I'm working on this question:
Let $F$ be a (commutative) field. Show that the ring $F[x]$ of polynomials with coefficients from F has no zero-divisors. In other words, if $P(x)$ and $Q(x)$ are polynomials in $f[x]$, then $P(x)Q(x)$ cannot be the zero polynomial unless either $P(x)$ or $Q(x)$ is the zero polynomial.
I let $P(x)$ and $Q(x)$ be such polynomials in $F[x]$ such that $$P(x) = a_0x^n + a_1x^{n-1} + ... + a_{n-1}x + a_n$$ and $$Q(x) = b_0x^m + b_1x^{m-1} + ... + b_{m-1}x + b_m$$
Then we have that $$P(x)Q(x) = a_0b_0x^{n+m} + a_0b_1x^{n+m-2}+...$$
I was thinking to split this into $2$ cases, one where I let $a_0 = 0$ and the second where $b_0 = 0$ Is this the right approach?
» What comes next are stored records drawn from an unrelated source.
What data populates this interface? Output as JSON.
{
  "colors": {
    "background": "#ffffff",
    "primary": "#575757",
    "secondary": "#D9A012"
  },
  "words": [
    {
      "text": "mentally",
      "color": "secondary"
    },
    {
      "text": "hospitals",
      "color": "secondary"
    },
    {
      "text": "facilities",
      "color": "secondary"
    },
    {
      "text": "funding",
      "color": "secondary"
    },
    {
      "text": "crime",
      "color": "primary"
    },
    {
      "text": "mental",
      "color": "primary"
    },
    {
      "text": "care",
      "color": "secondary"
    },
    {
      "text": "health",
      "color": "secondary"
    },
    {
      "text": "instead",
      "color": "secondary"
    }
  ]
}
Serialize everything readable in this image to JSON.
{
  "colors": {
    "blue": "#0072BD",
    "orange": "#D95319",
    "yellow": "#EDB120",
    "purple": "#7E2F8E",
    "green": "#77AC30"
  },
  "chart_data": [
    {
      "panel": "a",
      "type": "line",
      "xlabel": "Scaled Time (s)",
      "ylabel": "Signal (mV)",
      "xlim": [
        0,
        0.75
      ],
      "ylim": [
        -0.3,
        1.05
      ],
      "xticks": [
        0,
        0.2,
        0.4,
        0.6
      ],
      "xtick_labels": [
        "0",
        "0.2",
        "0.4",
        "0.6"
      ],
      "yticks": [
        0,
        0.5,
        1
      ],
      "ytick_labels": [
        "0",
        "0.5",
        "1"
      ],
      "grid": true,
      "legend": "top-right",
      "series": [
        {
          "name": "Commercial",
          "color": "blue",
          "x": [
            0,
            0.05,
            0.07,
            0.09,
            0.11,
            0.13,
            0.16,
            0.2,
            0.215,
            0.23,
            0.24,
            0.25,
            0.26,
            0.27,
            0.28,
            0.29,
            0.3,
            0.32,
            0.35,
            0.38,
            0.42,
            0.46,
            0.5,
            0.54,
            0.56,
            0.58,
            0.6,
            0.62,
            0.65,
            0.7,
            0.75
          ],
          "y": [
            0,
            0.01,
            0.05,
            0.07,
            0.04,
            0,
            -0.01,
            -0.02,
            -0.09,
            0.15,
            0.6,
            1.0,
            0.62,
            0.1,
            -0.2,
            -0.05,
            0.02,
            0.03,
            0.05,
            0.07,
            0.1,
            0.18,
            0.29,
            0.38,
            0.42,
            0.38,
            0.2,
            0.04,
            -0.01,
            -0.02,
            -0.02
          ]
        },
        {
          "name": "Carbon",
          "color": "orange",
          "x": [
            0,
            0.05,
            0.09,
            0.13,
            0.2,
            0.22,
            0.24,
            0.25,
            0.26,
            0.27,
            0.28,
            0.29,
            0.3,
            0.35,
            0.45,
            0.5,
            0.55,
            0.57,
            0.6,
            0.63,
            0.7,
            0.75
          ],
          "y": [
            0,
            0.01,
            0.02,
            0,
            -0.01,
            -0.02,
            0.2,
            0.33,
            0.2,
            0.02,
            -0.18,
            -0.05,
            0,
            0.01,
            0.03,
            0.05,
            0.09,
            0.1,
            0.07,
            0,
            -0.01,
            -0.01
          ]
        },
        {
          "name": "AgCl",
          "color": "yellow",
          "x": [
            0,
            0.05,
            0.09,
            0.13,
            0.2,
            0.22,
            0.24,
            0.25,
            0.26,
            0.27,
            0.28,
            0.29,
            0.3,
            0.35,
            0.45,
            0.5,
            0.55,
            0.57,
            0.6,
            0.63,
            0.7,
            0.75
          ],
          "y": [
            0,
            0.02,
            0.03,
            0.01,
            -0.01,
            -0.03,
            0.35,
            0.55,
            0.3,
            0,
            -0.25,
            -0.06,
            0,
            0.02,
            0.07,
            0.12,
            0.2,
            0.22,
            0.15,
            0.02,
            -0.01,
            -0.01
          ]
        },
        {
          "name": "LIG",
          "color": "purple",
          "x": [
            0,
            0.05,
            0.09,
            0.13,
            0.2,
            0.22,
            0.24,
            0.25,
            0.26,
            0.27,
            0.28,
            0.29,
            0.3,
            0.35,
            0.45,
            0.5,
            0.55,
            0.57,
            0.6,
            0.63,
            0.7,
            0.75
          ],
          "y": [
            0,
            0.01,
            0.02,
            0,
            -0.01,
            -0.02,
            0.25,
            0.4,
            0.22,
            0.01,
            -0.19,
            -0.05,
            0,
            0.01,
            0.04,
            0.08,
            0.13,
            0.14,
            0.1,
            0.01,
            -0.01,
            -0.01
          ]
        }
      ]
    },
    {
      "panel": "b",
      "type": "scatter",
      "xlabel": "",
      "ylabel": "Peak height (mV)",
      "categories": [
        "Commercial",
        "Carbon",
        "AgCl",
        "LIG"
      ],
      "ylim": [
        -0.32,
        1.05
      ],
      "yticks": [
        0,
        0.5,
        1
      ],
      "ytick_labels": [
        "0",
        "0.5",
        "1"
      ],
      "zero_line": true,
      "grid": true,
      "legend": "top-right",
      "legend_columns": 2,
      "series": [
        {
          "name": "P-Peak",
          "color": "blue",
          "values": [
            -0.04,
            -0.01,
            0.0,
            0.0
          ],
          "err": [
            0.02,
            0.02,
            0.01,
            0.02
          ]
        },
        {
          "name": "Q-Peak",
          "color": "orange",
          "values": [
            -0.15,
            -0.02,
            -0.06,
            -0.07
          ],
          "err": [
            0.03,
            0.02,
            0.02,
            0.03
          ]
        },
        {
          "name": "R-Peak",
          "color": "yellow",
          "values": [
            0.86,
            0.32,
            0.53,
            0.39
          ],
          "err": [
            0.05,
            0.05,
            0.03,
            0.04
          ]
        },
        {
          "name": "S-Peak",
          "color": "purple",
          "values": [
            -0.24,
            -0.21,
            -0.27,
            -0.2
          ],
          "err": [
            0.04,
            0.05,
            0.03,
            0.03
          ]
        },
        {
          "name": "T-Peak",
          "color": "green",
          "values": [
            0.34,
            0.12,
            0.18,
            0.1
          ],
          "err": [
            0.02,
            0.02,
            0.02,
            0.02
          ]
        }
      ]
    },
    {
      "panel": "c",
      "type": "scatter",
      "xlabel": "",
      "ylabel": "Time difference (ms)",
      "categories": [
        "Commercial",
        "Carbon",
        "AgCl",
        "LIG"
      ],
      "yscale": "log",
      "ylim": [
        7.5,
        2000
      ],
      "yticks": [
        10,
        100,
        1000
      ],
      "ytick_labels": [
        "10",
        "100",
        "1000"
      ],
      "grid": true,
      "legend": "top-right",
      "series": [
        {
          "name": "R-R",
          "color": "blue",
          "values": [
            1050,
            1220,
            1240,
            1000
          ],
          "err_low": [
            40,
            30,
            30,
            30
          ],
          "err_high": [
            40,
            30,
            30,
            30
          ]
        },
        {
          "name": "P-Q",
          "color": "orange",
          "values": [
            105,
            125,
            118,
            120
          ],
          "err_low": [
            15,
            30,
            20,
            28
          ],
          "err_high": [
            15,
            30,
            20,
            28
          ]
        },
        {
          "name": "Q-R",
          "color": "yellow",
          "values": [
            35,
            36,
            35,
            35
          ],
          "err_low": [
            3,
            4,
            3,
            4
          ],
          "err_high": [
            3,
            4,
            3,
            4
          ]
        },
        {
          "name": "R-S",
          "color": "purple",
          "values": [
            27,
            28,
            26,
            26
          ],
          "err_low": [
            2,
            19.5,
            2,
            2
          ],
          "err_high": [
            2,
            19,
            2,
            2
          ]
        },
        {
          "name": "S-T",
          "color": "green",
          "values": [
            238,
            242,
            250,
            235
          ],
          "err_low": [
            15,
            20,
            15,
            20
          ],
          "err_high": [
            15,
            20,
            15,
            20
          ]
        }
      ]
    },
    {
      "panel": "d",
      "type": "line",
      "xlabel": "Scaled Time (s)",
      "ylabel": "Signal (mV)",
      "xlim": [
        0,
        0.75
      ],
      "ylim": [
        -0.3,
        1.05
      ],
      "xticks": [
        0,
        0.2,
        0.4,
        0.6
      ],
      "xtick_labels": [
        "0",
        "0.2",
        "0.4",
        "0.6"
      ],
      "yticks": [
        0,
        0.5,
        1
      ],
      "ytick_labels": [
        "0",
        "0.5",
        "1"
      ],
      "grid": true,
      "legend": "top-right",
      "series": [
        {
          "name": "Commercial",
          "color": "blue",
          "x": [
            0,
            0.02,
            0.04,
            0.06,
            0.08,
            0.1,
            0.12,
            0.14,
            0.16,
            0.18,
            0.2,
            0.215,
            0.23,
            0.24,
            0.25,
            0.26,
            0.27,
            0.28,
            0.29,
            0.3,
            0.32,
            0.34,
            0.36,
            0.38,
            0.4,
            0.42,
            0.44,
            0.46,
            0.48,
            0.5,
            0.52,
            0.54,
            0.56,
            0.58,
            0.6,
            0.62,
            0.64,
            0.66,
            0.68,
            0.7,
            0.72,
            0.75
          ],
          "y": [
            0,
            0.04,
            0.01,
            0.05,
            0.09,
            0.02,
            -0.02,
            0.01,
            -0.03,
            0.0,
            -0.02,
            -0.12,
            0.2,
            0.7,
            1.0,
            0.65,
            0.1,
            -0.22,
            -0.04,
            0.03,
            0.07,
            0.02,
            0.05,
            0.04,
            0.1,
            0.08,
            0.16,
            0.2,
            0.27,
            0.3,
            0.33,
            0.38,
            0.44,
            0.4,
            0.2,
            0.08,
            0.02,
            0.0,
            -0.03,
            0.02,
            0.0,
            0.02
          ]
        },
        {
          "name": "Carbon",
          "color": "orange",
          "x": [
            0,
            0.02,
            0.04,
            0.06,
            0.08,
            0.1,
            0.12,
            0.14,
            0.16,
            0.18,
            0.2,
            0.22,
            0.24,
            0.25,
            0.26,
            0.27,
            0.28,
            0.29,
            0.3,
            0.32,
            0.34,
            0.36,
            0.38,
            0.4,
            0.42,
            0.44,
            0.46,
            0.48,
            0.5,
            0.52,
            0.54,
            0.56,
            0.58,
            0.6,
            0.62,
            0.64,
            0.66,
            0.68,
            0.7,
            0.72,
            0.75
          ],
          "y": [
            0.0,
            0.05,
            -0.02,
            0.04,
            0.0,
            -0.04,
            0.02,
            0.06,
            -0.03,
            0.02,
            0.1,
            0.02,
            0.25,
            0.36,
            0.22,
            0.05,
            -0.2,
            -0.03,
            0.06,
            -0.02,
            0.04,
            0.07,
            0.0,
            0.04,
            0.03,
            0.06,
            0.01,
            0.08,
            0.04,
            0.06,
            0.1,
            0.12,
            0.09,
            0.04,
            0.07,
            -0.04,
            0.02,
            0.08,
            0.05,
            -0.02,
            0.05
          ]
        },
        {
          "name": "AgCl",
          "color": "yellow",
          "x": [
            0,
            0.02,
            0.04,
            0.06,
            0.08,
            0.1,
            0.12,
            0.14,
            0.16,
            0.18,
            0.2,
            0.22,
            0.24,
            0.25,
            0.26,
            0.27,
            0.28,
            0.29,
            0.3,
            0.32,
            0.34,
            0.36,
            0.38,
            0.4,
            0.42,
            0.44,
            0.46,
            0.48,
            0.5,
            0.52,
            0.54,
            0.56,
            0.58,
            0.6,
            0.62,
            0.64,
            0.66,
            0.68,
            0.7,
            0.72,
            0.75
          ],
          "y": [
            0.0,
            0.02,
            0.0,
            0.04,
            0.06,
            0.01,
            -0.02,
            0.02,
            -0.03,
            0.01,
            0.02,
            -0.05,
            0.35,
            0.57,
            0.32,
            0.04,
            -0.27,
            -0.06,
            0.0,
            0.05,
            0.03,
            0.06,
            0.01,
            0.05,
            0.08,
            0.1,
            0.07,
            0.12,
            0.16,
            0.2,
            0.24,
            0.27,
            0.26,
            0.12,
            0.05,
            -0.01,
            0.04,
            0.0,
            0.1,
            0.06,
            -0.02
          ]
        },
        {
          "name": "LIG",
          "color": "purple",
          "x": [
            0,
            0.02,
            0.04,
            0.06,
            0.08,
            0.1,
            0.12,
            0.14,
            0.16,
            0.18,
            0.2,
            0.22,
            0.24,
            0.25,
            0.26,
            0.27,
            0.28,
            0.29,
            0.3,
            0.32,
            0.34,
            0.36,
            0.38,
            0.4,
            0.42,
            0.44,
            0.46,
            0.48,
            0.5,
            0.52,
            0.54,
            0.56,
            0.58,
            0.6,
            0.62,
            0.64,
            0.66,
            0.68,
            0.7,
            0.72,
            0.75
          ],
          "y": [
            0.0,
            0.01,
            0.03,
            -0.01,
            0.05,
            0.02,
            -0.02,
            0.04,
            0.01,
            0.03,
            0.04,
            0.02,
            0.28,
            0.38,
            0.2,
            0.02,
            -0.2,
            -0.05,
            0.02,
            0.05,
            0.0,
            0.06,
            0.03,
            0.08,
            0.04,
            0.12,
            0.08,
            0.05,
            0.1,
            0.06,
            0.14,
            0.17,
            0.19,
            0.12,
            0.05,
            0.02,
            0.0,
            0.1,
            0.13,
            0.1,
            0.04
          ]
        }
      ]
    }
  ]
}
Taking two nonzero polynomials $P$ and $Q$ such that $\deg P = n$ and $\deg Q = m$, we have $$P(x) = a_0x^n + \dotsb \qquad Q(x) = b_0x^m + \dotsb$$ where $a_0$ and $b_0$ are nonzero. Since $F$ is a field, the product $a_0b_0$ cannot be zero, so the product $PQ$ will be a degree $n+m$ polynomial with leading term $a_0b_0$, so it's not the zero polynomial.